I meant to write about two funny things that happened yesterday...and I should do it now before I forget them.

1. Rara had renamed Cheez-Its, Cheez-X. I tried to convince her that it was not the proper name of the product. I even got the box down to prove she could read the word "IT". She wouldn't have any of it....in her mind it was Cheez-X. So I did what any defeated mom would do. I took a sharpie and defaced the Cheez-It box against my better judgement and wrote a big dark X over the it. Rara is very happy now!

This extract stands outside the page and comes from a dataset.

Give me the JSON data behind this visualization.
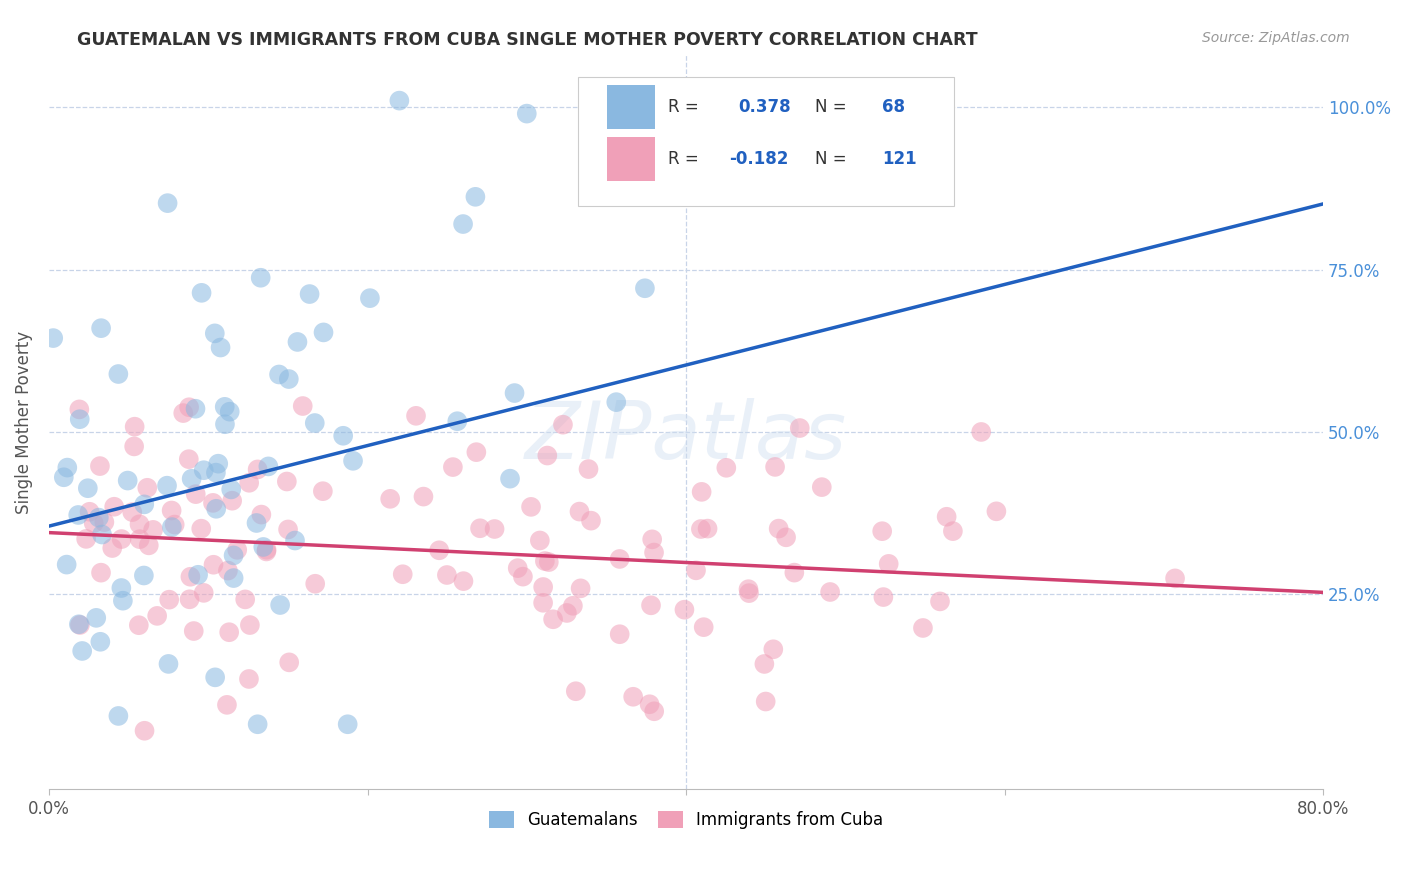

2. While driving to get a coffee and some hot chocolate for the girlies, Rara started talkling about blood types. Apparently they have been discussing blood in PE. So I am listening as she discusses the ability to put blood into another person if the blood matches. She then gets to the part about how it helps your kitties. You know when you are driving and you all of a sudden realize that your kids are making no sense? It's always a slow motion...huh for me. I asked her why we changed to discussing kitties when nwe were just talking about people and blood. She is like "No mom...your Kitties!" I told her she wasn't making any sense. She was resolute though that she knew what she was saying. Exasperated she said, "Mom!!...Your kitties...you know they cleann your blood". I broke into laughter. I said "oh you mean your kidneys." I wish I could have seen her face because she let out this deep sigh and she said "That's what I said Mom...your kitties!"

Thursday, March 18, 2010

Spring Break - Beavers Bend

I love these two little drama queens! I honestly usually get frustrated with them. But for three glorious days we laughed, played, held hands, and looked at the world with amazing clarity. I just want to give a shout out to them and say, "Thanks DoodleBugs for making mom shake off some seriousness!" Since we have been back from Oklahoma, I have been trying to figure out how to not return to my old cranky self.

Tagged...I'm out!


Per request here is the tenth picture in my photo folder.....actually truth be told it is the tenth picture in the tenth folder due to my husband being ultra organized on the computer. *downloading* REACTION: GIGGLE. So here's the story behind the picture. My husband per request of his sister who is a journalist in Jakarta, worked up an article on travel to Dallas/Ft.Worth for an Indonesian magazine. This is one of the photos he took at the Stockyards. So really any story behind this picture is lost. We do not know the rider of the horse nor the Native American. It does seem they were a little confused themselves as to why the Asian man was taking a picture of them. I would like to thank Debbie for the tag!